A Moment of Optimism for the New York Islanders

Ken RosenblattSenior Analyst INovember 19, 2008

Forget most of what you’ve read about the Islanders this season.

Watch them play.

Note that five of their six top defensemen and their No. 1 goalie have missed a combined 65 games already. Joey MacDonald, with 14 NHL starts before this season, has started 14 of the 18 games. He has been outstanding (7-6-2, 2.68, .915) filling in for Rick DiPietro.

At 4-9-2, the Islanders were not playing nearly as poorly as their record. Now at 7-9-2, they are just starting to get confident—and healthy.

Low expectations plus an exciting brand of effective hockey could make for an enjoyable and satisfying season.

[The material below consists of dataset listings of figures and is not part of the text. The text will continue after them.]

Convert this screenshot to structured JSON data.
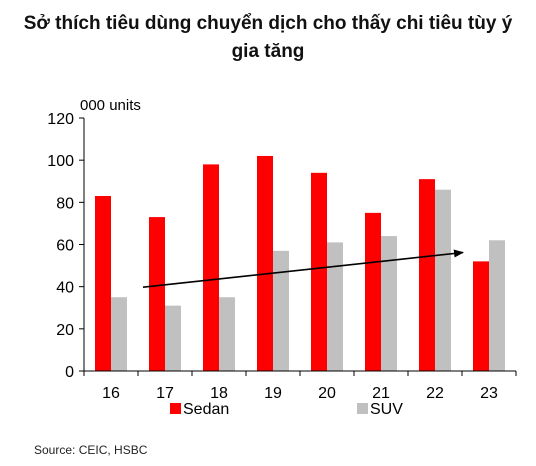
{
  "title_lines": [
    "Sở thích tiêu dùng chuyển dịch cho thấy chi tiêu tùy ý",
    "gia tăng"
  ],
  "source": "Source: CEIC, HSBC",
  "colors": {
    "sedan": "#ff0000",
    "suv": "#c0c0c0",
    "arrow": "#000000"
  },
  "chart_data": {
    "type": "bar",
    "categories": [
      "16",
      "17",
      "18",
      "19",
      "20",
      "21",
      "22",
      "23"
    ],
    "series": [
      {
        "name": "Sedan",
        "values": [
          83,
          73,
          98,
          102,
          94,
          75,
          91,
          52
        ]
      },
      {
        "name": "SUV",
        "values": [
          35,
          31,
          35,
          57,
          61,
          64,
          86,
          62
        ]
      }
    ],
    "ylabel": "000 units",
    "ylim": [
      0,
      120
    ],
    "yticks": [
      0,
      20,
      40,
      60,
      80,
      100,
      120
    ],
    "legend_position": "bottom",
    "grid": false,
    "annotations": [
      {
        "type": "arrow",
        "from": {
          "x": "17",
          "y": 35
        },
        "to": {
          "x": "22",
          "y": 60
        }
      }
    ]
  }
}
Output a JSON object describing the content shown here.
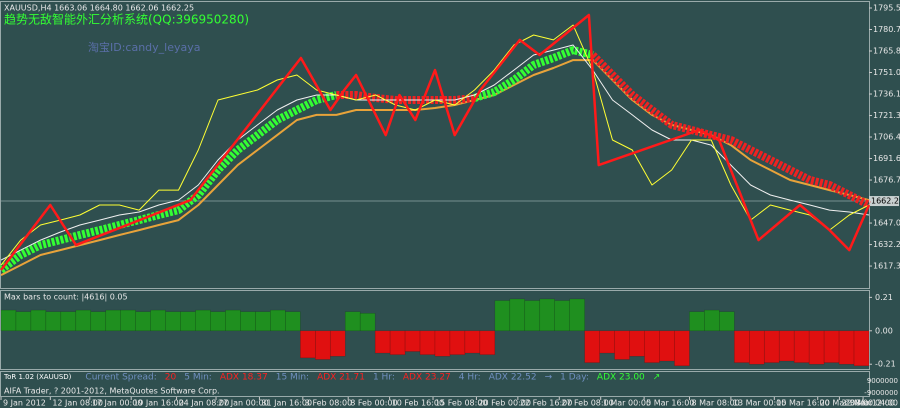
{
  "header": {
    "symbol_line": "XAUUSD,H4  1663.06 1664.80 1662.06 1662.25",
    "system_title": "趋势无敌智能外汇分析系统(QQ:396950280)",
    "watermark": "淘宝ID:candy_leyaya"
  },
  "chart_data": [
    {
      "type": "line",
      "ylim": [
        1602.2,
        1799
      ],
      "xlim": [
        0,
        44
      ],
      "yticks": [
        1795.55,
        {
          "value": 1780.7,
          "label": "1780.70"
        },
        1765.85,
        {
          "value": 1751,
          "label": "1751.00"
        },
        1736.15,
        {
          "value": 1721.3,
          "label": "1721.30"
        },
        1706.45,
        {
          "value": 1691.6,
          "label": "1691.60"
        },
        1676.75,
        1647.05,
        {
          "value": 1632.2,
          "label": "1632.20"
        },
        1617.35
      ],
      "current_price": 1662.25,
      "xticks": [
        {
          "value": 0,
          "label": "9 Jan 2012"
        },
        {
          "value": 2.5,
          "label": "12 Jan 08:00"
        },
        {
          "value": 4.5,
          "label": "17 Jan 00:00"
        },
        {
          "value": 6.6,
          "label": "19 Jan 16:00"
        },
        {
          "value": 8.9,
          "label": "24 Jan 08:00"
        },
        {
          "value": 10.9,
          "label": "27 Jan 00:00"
        },
        {
          "value": 13.1,
          "label": "31 Jan 16:00"
        },
        {
          "value": 15.3,
          "label": "3 Feb 08:00"
        },
        {
          "value": 17.6,
          "label": "8 Feb 00:00"
        },
        {
          "value": 19.7,
          "label": "10 Feb 16:00"
        },
        {
          "value": 21.9,
          "label": "15 Feb 08:00"
        },
        {
          "value": 24.1,
          "label": "20 Feb 00:00"
        },
        {
          "value": 26.2,
          "label": "22 Feb 16:00"
        },
        {
          "value": 28.3,
          "label": "27 Feb 08:00"
        },
        {
          "value": 30.4,
          "label": "1 Mar 00:00"
        },
        {
          "value": 32.6,
          "label": "5 Mar 16:00"
        },
        {
          "value": 34.9,
          "label": "8 Mar 08:00"
        },
        {
          "value": 37,
          "label": "13 Mar 00:00"
        },
        {
          "value": 39.2,
          "label": "15 Mar 16:00"
        },
        {
          "value": 41.4,
          "label": "20 Mar 08:00"
        },
        {
          "value": 42.5,
          "label": "22 Mar 12:00"
        },
        {
          "value": 43.7,
          "label": "23 Mar 04:00"
        }
      ],
      "series": [
        {
          "color": "#e8a33a",
          "width": 2,
          "values": [
            1611.1,
            1618.0,
            1625.0,
            1628.4,
            1631.8,
            1635.3,
            1638.8,
            1642.2,
            1645.7,
            1649.1,
            1659.5,
            1673.3,
            1687.1,
            1697.5,
            1707.8,
            1718.2,
            1721.7,
            1721.7,
            1725.1,
            1725.1,
            1725.1,
            1725.1,
            1726.5,
            1728.6,
            1732.0,
            1735.5,
            1742.4,
            1749.3,
            1754.1,
            1759.6,
            1759.6,
            1745.8,
            1732.0,
            1721.7,
            1714.8,
            1711.3,
            1707.8,
            1700.9,
            1690.6,
            1683.7,
            1676.8,
            1673.3,
            1669.8,
            1666.4,
            1662.9
          ]
        },
        {
          "color": "#33ff33",
          "width": 8,
          "dashed": true,
          "values": [
            1614.6,
            1625.0,
            1631.8,
            1635.3,
            1638.8,
            1642.2,
            1645.7,
            1649.1,
            1652.6,
            1656.0,
            1666.4,
            1683.7,
            1697.5,
            1707.8,
            1718.2,
            1725.1,
            1732.0,
            1735.5,
            null,
            null,
            null,
            null,
            null,
            null,
            1733.4,
            1737.5,
            1745.8,
            1756.2,
            1761.0,
            1766.5,
            1763.1,
            null,
            null,
            null,
            null,
            null,
            null,
            null,
            null,
            null,
            null,
            null,
            null,
            null,
            null
          ]
        },
        {
          "color": "#ee2222",
          "width": 8,
          "dashed": true,
          "values": [
            null,
            null,
            null,
            null,
            null,
            null,
            null,
            null,
            null,
            null,
            null,
            null,
            null,
            null,
            null,
            null,
            null,
            1735.5,
            1735.5,
            1733.4,
            1732.0,
            1732.0,
            1732.0,
            1732.0,
            1733.4,
            null,
            null,
            null,
            null,
            null,
            1763.1,
            1749.3,
            1735.5,
            1725.1,
            1714.8,
            1711.3,
            1707.8,
            1704.4,
            1697.5,
            1690.6,
            1683.7,
            1676.8,
            1673.3,
            1666.4,
            1659.5
          ]
        },
        {
          "color": "#f0f0f0",
          "width": 1,
          "values": [
            1621.5,
            1628.4,
            1635.3,
            1640.8,
            1645.7,
            1649.1,
            1652.6,
            1654.7,
            1659.5,
            1662.9,
            1673.3,
            1690.6,
            1704.4,
            1714.8,
            1725.1,
            1732.0,
            1735.5,
            1735.5,
            1732.0,
            1732.0,
            1732.0,
            1732.0,
            1732.0,
            1732.0,
            1735.5,
            1742.4,
            1752.7,
            1763.1,
            1766.5,
            1770.0,
            1752.7,
            1732.0,
            1721.7,
            1711.3,
            1704.4,
            1704.4,
            1700.9,
            1687.1,
            1673.3,
            1666.4,
            1662.9,
            1659.5,
            1656.0,
            1654.7,
            1652.6
          ]
        },
        {
          "color": "#ffff33",
          "width": 1,
          "values": [
            1618.0,
            1635.3,
            1645.7,
            1649.1,
            1652.6,
            1659.5,
            1659.5,
            1656.0,
            1669.8,
            1669.8,
            1697.5,
            1732.0,
            1735.5,
            1738.9,
            1745.8,
            1749.3,
            1738.9,
            1735.5,
            1732.0,
            1735.5,
            1728.6,
            1725.1,
            1732.0,
            1728.6,
            1738.9,
            1752.7,
            1770.0,
            1776.9,
            1773.5,
            1783.8,
            1752.7,
            1704.4,
            1697.5,
            1673.3,
            1683.7,
            1704.4,
            1704.4,
            1673.3,
            1649.1,
            1659.5,
            1656.0,
            1652.6,
            1642.2,
            1652.6,
            1659.5
          ]
        },
        {
          "color": "#ff1a1a",
          "width": 2.5,
          "x": [
            0,
            2.5,
            3.8,
            9.6,
            15.2,
            16.7,
            17.4,
            18,
            19.5,
            20.2,
            21,
            22,
            23,
            24.3,
            26.3,
            27.3,
            29.8,
            30.3,
            35.4,
            36.4,
            38.4,
            40.5,
            42,
            43,
            44
          ],
          "values": [
            1614.6,
            1659.5,
            1631.8,
            1662.9,
            1761.0,
            1725.1,
            1738.9,
            1749.3,
            1707.8,
            1735.5,
            1718.2,
            1752.7,
            1707.8,
            1738.9,
            1773.5,
            1763.1,
            1790.7,
            1687.1,
            1711.3,
            1704.4,
            1635.3,
            1659.5,
            1642.2,
            1628.4,
            1659.5
          ]
        }
      ]
    },
    {
      "type": "bar",
      "title": "Max bars to count: |4616|  0.05",
      "ylim": [
        -0.24,
        0.25
      ],
      "yticks": [
        0.21,
        {
          "value": 0,
          "label": "0.00"
        },
        -0.21
      ],
      "positive_color": "#1f8f1f",
      "negative_color": "#e01010",
      "values": [
        0.13,
        0.12,
        0.13,
        0.12,
        0.12,
        0.13,
        0.12,
        0.13,
        0.13,
        0.12,
        0.13,
        0.12,
        0.12,
        0.13,
        0.12,
        0.13,
        0.12,
        0.12,
        0.13,
        0.12,
        -0.17,
        -0.18,
        -0.16,
        0.12,
        0.11,
        -0.14,
        -0.15,
        -0.13,
        -0.15,
        -0.16,
        -0.15,
        -0.14,
        -0.15,
        0.19,
        0.2,
        0.19,
        0.2,
        0.19,
        0.2,
        -0.2,
        -0.14,
        -0.18,
        -0.16,
        -0.2,
        -0.19,
        -0.22,
        0.12,
        0.13,
        0.12,
        -0.2,
        -0.21,
        -0.2,
        -0.19,
        -0.2,
        -0.21,
        -0.2,
        -0.21,
        -0.22
      ]
    }
  ],
  "status_bar": {
    "items": [
      {
        "text": "ToR 1.02 (XAUUSD)",
        "color": "#ffffff"
      },
      {
        "text": "Current Spread:",
        "color": "#6f8fbf"
      },
      {
        "text": "20",
        "color": "#ff2020"
      },
      {
        "text": "5 Min:",
        "color": "#6f8fbf"
      },
      {
        "text": "ADX 18.37",
        "color": "#ff2020"
      },
      {
        "text": "15 Min:",
        "color": "#6f8fbf"
      },
      {
        "text": "ADX 21.71",
        "color": "#ff2020"
      },
      {
        "text": "1 Hr:",
        "color": "#6f8fbf"
      },
      {
        "text": "ADX 23.27",
        "color": "#ff2020"
      },
      {
        "text": "4 Hr:",
        "color": "#6f8fbf"
      },
      {
        "text": "ADX 22.52",
        "color": "#6f8fbf"
      },
      {
        "text": "→",
        "color": "#6f8fbf"
      },
      {
        "text": "1 Day:",
        "color": "#6f8fbf"
      },
      {
        "text": "ADX 23.00",
        "color": "#33ff33"
      },
      {
        "text": "↗",
        "color": "#33ff33"
      }
    ],
    "yticks": [
      9000000,
      -9000000
    ]
  },
  "footer": "AIFA Trader, ? 2001-2012, MetaQuotes Software Corp."
}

The Islanders should have 3-4 more wins at this point, and they seem determined to make up for their lapses. The penalty killing unit ranks eighth in the NHL, and the Isles lead the league in blocked shots.

You’re about to ask what I’m smoking if I think this team can be any better than 28th overall. So I’ll point out that there are problems. The team still seems to always pay full price for miscues in its own end—whether the bill comes right away or four passes later.

It also has the maddening habit of not clearing the puck completely when given the opportunity to relieve pressure (see those four blown multi-goal, third-period leads), and top to bottom, the individual offensive talent does not compare to most teams, leading to an inconsistent power play that puts extra pressure on the defense and goaltending.

Kids like Jeff Tambellini and Kyle Okposo are finding other ways to contribute, but they’ll need to generate more offense.

This is not the first time that the Islanders have tried to find a way to win without a wealth of gifted players. They finally have the right coach to lead such an effort.

Instead of hoping that creativity somehow materializes, Scott Gordon’s Islanders create scoring chances with a relentless forecheck, by throwing the puck on net as often as possible, and by making quick decisions with the puck at full speed.

The challenge for the Islanders is to sustain their high-intensity pressure for 60 minutes a night, and for 64 more games. But even the veterans have bought into Gordon’s style—they just need to survive its rigors.

Garth Snow is looking sharp for offering long deals to players like Mark Streit, Trent Hunter, and Frans Nielsen. And yes, that is Doug Weight with 16 points in 18 games.

For now, Islanders fans can relish the possibility that this team is nourishing the future while remaining entertaining and competitive in the present.